Les justifications de la torture tournent généralement autour du caractère exceptionnel et de l’urgence de la situation.

a) L’exception

Le caractère exceptionnel de la lutte contre le terrorisme s’exprime à deux niveaux. Le premier niveau concerne l’individu qui adhère à une organisation terroriste. Le second niveau concerne la situation globale créée par l’usage de la terreur.
En adhérant à une organisation terroriste, un individu se place dans une situation exceptionnelle où les droits reconnus habituellement aux prisonniers de guerre ne peuvent pas s’appliquer. Les terroristes ne font pas partie d’une armée régulière et leur fonctionnement s’apparentent plus à celui des espions que des soldats[3]. C’est pourquoi les terroristes ne seraient pas des combattants au sens où on l’entend habituellement dans les traités et les conventions qui bannissent la torture. Il serait donc normal qu’ils soient traités différemment des autres combattants lorsqu’ils sont faits prisonnier. D’après cette approche, le type d’action mené par les terroristes – les attentats contre les populations civiles– les excluent de facto de la protection des traités comme les conventions de Genève. Mais, par ailleurs, ce même type d’action justifie qu’ils ne puissent bénéficier des protections légales normalement accordées aux citoyens dans un état de droit. Ce serait donc le terrorisme lui-même qui créerait le contexte global permettant de suspendre les droits des suspects. Les personnes suspectées de faire partie – ou d’aider de quelque manière que ce soit – le terrorisme ne font pour ainsi dire plus partie de l’humanité. Il est donc possible – et même nécessaire parfois – de les torturer si cela permet d’obtenir des informations.

b) L’urgence

La prévention des attentats terroristes s’inscrit aussi dans l’urgence. Il peut arriver que les enquêteurs ne disposent pas de beaucoup de temps pour interroger un suspect et que l’on juge que le seul moyen d’obtenir rapidement de l’information soit le recours à la torture. L’exemple le plus souvent discuté est celui de la bombe sur le point d’exploser (ticking-time bomb). Dans un cas comme celui-là, une grave menace dont l’exécution est imminente justifierait clairement le recours à la torture. Il est en effet important de prévenir l’explosion d’une bombe pouvant tuer des milliers de personnes…
Plusieurs auteurs se placent du point de vue de l’exception et de l’urgence pour justifier la torture. Je discuterai ici le texte d’un représentant caractéristique de cette tendance : « An ethical Defense of Torture in Interrogation.[4] » de Fritz Allhoff. Dans la foulée de Michael Levin et Alan Dershowitz qui justifie la torture lorsque c’est le seul moyen d’éviter une menace grave et éminente, Allhoff propose une réflexion sur les conditions qui peuvent justifier moralement le recours à cette pratique[5].
Dans son article, Allhoff soutient d’abord que la torture doit être située dans la perspective du dilemme entre les droits des personnes interrogées et ceux que l’on essaie de protéger. Pour illustrer son idée, Allhoff nous demande d’imaginer un policier se trouvant face à un gangster sur le point de tuer les cinq témoins de l’un de ses crimes. Le policier serait justifié de faire feu sur le gangster pour sauver les témoins, les droits du gangster ne faisant pas le poids face aux droits de ceux-ci. Cet exemple illustre bien d’après Allhoff le fait qu’il faille parfois violer un droit pour en défendre un autre. D’après lui, il en est de même dans le cas des droits des suspects de terrorisme par rapport aux droits de leurs victimes potentielles.
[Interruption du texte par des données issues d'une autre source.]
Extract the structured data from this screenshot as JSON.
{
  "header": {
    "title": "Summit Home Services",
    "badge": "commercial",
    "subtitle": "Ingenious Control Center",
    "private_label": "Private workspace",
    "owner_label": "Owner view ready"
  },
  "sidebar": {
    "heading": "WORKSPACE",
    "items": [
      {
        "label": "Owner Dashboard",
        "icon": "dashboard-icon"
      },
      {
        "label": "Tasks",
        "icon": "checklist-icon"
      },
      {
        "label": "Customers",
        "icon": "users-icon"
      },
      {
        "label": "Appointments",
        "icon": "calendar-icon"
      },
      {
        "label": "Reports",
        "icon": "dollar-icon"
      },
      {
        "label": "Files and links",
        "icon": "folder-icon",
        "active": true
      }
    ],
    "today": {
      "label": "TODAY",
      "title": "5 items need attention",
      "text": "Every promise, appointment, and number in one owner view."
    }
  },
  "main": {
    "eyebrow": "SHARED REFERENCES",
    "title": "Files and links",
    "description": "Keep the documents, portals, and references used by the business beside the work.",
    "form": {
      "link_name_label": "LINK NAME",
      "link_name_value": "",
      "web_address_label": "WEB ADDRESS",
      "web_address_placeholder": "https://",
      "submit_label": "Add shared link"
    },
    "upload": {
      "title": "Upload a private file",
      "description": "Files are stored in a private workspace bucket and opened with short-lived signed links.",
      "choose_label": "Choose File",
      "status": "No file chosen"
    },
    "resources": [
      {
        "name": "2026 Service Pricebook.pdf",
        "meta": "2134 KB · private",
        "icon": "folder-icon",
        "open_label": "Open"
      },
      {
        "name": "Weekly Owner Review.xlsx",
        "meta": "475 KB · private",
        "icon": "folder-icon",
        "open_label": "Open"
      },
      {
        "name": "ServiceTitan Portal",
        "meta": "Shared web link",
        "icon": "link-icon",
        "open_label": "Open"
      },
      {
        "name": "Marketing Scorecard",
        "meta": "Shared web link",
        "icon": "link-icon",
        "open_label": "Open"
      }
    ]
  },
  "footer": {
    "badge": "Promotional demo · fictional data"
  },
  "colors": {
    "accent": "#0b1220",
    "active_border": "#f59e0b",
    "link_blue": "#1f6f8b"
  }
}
Par conséquent, je pense que l’on pourrait avoir de solides raisons de soutenir que la torture pourrait être justifiée, même si cela entraine une violation des droits, pour autant que l’on se trouve dans une situation telle que des droits finiront par être violés que la torture ait lieu ou non. Étant donné que dans ce genre de situations, il y aura de toute façon une violation des droits, on pourrait aussi bien se mettre au service du plus grand bien ou essayer de minimiser, au total, la violation des droits […]. Chacun de ces objectifs suggère que l’on ait le droit d’utiliser la torture.[6]

Une fois que la torture en général est justifiée comme un moindre mal dans certaines circonstances[7], Allhoff se demande dans quelles conditions elle peut être utilisée précisément. Il en identifie quatre qui, si elles sont toutes satisfaites, pourraient justifier de torturer un suspect pour obtenir des informations. Voici comment il en résume lui-même la teneur :

Je pense que les conditions nécessaires pour justifier la torture sont les suivantes : l’utilisation de la torture vise à acquérir des renseignements, il est raisonnable de penser que le prisonnier possède des renseignements pertinents, ces renseignements correspondent à une menace importante et imminente, et il est probable que ces renseignements puissent permettre de prévenir cette menace. Si chacune de ces quatre conditions est satisfaite, alors la torture peut être moralement acceptable[8].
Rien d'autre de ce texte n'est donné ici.